Communications and Broadcasting Minister Clare Curran has shelved existing work on the blurring lines between telecommunications and broadcasting, known as digital convergence, to revisit inconsistencies in the way online content is regulated.
The government has put the draft Digital Convergence Bill on hold and will go back to stakeholders for another round of consultation to address what Curran says were unaddressed inconsistencies in the previous administration's review. In a statement yesterday, Curran said the draft bill by her predecessor Amy Adams didn't adequately address differing views in the sector on how to deal with the likes of streaming video content and wants more feedback before starting work next year.
"It's essential to achieve consistency and certainty for the public on classification and standards and ensure fairness across the sector, so I'll be consulting with stakeholders to reach greater agreement on the bill," Curran said. "This is particularly important for the grey area of classifying on-demand content, which falls through the gaps in the current system."
Last year, then-minister Adams signalled plans to extend the reach of the Broadcasting Act to capture on-demand content while making explicit that the Film, Videos, and Publications Classification Act didn't apply, while carving out user-generated clips on sites such as Facebook and Google's YouTube and excluding news and current affairs. She also planned to relax Sunday morning advertising restrictions.

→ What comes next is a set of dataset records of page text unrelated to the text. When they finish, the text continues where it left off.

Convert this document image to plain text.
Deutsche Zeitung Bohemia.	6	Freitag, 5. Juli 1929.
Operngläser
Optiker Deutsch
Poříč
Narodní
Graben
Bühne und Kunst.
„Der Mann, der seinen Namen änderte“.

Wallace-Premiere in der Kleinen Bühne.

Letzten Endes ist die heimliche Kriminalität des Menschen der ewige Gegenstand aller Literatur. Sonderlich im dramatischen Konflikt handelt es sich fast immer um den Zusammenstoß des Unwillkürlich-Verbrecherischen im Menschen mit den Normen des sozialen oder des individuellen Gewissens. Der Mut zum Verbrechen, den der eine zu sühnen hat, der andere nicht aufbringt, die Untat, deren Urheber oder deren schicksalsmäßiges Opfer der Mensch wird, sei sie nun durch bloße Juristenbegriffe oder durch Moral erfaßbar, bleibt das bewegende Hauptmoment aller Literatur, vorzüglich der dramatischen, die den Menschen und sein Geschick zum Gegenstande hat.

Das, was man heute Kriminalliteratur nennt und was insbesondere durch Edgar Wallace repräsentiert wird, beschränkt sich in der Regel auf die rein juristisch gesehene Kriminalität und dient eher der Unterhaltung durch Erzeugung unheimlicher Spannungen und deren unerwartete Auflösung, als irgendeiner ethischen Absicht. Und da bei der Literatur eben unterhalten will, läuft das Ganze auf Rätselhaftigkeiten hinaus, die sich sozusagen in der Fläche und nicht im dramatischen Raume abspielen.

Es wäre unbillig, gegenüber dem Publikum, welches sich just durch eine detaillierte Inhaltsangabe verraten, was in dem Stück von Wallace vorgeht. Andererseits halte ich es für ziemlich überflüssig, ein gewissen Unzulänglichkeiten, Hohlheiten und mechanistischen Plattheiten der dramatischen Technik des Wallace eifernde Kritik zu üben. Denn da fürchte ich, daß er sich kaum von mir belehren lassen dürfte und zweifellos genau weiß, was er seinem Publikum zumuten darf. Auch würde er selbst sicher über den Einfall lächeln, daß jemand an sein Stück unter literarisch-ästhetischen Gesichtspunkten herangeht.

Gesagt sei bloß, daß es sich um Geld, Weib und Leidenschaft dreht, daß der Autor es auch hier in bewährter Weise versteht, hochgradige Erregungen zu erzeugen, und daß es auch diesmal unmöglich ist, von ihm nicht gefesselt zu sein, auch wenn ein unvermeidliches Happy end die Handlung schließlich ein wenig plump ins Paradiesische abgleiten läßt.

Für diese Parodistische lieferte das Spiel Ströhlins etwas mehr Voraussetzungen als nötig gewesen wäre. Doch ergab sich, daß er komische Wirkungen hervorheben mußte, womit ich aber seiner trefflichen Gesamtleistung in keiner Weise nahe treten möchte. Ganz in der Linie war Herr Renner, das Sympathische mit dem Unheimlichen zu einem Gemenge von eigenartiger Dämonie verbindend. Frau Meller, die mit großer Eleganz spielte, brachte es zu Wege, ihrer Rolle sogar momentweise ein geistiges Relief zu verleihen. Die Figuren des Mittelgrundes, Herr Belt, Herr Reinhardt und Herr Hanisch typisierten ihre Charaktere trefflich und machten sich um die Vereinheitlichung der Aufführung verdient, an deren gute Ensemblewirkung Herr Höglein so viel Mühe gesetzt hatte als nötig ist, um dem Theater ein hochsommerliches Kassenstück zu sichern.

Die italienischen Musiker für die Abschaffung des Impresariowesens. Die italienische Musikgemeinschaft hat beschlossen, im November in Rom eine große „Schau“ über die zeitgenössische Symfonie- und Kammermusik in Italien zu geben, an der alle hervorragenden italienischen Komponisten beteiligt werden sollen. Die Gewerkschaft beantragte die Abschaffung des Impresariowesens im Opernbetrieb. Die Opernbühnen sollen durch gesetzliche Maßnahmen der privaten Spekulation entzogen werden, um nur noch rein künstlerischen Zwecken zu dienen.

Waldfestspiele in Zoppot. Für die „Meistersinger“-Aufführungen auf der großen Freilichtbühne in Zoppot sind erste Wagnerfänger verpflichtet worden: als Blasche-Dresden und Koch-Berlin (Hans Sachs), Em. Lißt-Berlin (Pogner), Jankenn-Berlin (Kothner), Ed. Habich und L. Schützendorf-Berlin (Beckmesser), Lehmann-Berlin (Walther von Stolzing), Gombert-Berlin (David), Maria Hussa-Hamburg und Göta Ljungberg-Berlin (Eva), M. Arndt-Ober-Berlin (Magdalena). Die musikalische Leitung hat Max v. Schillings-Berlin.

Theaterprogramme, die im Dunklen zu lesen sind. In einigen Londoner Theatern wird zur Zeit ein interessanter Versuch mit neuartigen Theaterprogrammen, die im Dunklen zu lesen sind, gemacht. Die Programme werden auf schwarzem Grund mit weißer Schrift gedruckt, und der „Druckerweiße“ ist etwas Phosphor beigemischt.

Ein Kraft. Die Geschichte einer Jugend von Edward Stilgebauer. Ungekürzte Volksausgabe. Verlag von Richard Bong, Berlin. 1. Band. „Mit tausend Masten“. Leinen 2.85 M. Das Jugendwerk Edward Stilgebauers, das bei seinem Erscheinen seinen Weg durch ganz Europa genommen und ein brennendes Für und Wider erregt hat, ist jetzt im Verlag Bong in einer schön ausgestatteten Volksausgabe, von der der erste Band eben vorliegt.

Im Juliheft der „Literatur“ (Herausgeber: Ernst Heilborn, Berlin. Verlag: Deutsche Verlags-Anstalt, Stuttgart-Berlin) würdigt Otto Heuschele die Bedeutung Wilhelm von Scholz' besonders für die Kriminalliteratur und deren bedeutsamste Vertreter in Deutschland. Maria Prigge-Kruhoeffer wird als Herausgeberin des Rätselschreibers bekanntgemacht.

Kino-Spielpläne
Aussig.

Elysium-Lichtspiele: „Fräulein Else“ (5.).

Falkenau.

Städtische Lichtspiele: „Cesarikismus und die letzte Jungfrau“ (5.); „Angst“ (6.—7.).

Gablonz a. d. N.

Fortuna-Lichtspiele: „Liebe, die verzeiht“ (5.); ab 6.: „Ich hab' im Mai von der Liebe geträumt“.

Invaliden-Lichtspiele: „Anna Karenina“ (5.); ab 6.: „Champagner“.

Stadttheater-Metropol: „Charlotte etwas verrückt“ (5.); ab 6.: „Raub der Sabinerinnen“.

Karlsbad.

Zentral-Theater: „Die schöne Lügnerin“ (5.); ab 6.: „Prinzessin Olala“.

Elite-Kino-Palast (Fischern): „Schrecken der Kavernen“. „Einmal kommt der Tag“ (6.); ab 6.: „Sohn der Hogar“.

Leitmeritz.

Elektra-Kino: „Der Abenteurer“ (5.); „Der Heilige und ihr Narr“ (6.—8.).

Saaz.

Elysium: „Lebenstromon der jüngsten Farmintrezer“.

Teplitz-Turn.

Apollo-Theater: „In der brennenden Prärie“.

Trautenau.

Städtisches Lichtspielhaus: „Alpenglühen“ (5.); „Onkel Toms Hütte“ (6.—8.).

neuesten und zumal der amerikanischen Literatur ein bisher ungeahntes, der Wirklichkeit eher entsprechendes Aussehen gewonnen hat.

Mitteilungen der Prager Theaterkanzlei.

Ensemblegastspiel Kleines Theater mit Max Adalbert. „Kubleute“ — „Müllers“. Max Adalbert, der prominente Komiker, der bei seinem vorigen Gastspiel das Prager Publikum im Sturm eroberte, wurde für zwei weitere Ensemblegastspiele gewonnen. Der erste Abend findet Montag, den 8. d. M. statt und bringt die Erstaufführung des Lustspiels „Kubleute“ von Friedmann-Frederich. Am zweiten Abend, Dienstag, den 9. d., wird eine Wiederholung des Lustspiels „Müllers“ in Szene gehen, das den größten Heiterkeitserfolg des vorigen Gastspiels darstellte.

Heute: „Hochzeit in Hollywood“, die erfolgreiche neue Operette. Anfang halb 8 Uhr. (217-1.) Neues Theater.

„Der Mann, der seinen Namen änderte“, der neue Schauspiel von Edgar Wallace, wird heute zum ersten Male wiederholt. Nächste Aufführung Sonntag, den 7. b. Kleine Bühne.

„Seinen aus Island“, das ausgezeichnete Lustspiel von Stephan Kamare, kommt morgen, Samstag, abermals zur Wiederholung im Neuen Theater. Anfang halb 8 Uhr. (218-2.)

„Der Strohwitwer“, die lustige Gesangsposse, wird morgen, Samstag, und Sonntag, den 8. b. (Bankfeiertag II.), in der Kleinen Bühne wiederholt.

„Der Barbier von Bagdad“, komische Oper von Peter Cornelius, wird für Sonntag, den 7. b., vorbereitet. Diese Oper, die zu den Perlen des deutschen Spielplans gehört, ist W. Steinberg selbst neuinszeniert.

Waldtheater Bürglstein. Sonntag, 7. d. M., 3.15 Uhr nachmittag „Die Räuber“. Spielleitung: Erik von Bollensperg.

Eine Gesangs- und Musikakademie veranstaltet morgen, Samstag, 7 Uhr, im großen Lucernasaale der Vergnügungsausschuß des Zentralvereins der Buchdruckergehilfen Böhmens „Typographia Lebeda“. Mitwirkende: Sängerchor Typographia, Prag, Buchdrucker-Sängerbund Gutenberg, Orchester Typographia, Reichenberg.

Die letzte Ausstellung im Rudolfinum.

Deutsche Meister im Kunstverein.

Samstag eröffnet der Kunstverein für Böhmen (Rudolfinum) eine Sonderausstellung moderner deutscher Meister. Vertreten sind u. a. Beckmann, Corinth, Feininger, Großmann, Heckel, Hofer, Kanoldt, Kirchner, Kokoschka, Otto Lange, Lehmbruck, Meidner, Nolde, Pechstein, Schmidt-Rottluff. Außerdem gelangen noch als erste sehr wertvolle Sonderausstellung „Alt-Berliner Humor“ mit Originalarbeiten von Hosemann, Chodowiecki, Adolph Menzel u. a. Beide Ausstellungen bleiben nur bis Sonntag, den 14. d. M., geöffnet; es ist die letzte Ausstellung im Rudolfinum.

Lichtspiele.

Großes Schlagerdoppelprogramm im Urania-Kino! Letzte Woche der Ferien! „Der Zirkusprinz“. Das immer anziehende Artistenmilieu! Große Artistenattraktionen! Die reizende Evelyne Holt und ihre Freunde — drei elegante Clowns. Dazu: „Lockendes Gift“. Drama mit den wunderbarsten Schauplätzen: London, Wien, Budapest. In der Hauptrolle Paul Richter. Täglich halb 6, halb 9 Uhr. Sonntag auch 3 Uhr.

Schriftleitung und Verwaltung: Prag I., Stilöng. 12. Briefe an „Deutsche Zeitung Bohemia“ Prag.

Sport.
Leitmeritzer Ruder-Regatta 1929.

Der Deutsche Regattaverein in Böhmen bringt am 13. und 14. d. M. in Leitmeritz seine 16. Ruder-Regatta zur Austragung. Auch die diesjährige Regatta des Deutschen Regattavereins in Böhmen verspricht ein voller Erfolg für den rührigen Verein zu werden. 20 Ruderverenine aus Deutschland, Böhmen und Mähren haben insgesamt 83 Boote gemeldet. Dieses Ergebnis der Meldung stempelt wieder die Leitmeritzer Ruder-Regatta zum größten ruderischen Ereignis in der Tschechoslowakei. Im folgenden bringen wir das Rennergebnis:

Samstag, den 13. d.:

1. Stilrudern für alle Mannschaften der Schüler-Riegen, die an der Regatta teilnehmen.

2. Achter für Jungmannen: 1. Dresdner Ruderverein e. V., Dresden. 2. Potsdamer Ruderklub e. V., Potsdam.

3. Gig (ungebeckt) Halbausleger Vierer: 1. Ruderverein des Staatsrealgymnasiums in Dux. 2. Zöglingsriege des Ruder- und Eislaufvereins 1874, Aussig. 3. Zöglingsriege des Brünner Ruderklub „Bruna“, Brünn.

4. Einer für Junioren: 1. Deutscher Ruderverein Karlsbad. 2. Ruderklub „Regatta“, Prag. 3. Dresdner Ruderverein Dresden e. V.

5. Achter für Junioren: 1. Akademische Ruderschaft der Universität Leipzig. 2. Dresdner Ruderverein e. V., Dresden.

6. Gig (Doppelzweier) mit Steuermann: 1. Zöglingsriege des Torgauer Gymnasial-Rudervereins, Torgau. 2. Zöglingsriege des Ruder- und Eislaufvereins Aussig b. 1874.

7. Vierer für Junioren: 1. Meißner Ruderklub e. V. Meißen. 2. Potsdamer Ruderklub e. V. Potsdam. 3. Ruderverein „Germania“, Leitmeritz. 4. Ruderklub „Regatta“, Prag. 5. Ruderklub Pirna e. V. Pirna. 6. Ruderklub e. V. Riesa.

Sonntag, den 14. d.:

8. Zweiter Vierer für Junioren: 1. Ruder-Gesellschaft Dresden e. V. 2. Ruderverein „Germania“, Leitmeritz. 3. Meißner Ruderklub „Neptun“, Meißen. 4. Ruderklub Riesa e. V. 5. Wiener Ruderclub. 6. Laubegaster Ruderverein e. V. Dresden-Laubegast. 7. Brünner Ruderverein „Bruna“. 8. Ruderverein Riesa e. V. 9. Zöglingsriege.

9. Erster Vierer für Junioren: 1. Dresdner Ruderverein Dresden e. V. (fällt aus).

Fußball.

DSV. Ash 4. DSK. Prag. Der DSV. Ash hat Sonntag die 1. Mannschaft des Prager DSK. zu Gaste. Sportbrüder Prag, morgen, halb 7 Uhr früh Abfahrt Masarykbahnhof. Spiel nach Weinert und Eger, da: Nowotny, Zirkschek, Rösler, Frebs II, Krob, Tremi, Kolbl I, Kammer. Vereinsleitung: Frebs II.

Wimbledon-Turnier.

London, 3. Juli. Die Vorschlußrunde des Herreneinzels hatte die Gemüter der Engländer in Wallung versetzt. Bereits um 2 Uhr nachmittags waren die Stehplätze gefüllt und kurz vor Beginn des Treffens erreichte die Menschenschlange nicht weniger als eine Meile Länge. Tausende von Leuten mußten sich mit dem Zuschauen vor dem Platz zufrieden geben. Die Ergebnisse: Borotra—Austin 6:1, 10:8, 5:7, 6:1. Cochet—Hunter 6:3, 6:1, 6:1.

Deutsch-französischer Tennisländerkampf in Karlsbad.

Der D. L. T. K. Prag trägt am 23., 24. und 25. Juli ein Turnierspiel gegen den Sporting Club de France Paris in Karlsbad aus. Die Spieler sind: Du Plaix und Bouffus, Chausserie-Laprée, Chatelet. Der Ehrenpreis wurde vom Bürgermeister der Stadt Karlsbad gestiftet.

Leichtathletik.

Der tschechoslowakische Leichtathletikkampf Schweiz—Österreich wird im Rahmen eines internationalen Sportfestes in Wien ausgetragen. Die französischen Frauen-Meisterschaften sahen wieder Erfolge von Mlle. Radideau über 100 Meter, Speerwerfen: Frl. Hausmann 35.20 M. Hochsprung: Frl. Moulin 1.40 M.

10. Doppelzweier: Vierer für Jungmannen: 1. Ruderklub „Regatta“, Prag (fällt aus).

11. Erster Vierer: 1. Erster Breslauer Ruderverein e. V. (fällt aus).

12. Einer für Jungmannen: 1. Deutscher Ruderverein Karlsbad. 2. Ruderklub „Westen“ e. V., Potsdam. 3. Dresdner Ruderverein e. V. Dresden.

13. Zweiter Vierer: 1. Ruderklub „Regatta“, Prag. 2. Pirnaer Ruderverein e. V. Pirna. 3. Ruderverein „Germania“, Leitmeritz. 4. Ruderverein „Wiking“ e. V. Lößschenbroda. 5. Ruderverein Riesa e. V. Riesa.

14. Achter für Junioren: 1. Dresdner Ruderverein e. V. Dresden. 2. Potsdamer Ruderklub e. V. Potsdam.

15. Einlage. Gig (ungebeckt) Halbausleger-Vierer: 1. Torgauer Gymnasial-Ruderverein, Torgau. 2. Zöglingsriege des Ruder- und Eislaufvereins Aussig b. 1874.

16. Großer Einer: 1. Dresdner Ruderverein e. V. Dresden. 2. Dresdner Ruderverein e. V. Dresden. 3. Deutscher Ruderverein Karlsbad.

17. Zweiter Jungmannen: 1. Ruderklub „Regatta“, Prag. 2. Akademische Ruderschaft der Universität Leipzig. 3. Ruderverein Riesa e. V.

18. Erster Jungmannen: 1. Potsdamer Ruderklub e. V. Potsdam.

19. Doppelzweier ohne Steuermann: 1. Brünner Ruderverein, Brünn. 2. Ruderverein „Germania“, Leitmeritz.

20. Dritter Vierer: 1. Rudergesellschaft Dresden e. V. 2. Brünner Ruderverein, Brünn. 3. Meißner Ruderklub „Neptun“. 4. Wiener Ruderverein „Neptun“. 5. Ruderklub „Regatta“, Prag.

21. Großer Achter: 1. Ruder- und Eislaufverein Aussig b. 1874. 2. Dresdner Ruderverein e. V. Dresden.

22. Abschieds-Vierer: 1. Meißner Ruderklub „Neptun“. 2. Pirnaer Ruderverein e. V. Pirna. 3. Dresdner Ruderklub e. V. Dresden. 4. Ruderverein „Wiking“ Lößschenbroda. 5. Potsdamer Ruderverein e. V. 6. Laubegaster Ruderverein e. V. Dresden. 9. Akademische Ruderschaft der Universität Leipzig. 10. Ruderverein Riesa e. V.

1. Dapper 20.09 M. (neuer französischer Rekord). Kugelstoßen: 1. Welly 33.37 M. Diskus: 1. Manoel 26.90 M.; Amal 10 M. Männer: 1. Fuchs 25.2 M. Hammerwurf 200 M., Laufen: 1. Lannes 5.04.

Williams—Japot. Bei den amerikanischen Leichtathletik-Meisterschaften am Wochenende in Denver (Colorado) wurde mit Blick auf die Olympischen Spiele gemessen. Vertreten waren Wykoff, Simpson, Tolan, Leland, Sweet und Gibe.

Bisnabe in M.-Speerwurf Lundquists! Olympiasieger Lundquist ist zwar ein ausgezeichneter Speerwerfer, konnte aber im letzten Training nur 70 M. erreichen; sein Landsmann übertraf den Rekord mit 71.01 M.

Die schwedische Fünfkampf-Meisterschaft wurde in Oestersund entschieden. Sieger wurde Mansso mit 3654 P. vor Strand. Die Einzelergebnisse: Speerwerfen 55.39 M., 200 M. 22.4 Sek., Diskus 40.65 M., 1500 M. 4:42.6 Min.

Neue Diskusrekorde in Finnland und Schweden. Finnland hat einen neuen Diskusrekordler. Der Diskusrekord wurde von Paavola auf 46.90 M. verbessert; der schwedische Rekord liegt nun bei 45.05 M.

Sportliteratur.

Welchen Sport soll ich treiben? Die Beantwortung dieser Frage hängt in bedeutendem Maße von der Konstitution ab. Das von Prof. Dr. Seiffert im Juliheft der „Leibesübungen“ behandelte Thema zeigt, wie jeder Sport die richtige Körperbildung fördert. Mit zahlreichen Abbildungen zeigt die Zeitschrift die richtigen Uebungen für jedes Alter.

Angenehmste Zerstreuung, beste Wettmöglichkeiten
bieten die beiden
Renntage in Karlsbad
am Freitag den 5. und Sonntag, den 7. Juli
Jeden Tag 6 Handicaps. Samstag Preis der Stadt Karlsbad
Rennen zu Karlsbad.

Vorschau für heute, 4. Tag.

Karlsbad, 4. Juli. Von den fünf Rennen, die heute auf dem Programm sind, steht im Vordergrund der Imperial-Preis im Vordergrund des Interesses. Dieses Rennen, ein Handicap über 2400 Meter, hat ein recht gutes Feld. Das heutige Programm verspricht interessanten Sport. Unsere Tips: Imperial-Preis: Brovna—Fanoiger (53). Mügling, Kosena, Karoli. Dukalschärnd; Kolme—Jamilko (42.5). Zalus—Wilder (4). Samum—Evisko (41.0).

Those changes followed a wider review of the regulatory framework for content classification, telecommunications and radio spectrum regime, whether infrastructure needed to be developed to support convergence, a refresh of the cyber strategy plan, how GST applies to online services, a study of copyright in the creative sector, and the data futures partnership.
In the lead-up to the review, the previous administration was coming under increased pressure from internet service providers, online content creators, and traditional broadcasters to take the issue of digital convergence more seriously. Since then, pay-TV operator Sky Network Television has struggled to compete with on-demand rivals, Spark New Zealand has entered the content business with its Lightbox offering, and media groups NZME and Fairfax New Zealand have unsuccessfully sought to create a national newspaper publishing monopoly to shore up their ailing advertising revenue streams against the likes of digital giants Google and Facebook.
Curran yesterday said she expects to have more information before the end of the year on how consensus can be built, but if that can't be reached the government will go ahead with a plan that won't please everyone.
"Today's media world offers many platforms and gives consumers more choice and accessibility," she said. "It's vital to have a robust and flexible system in place that works for providers and consumers alike."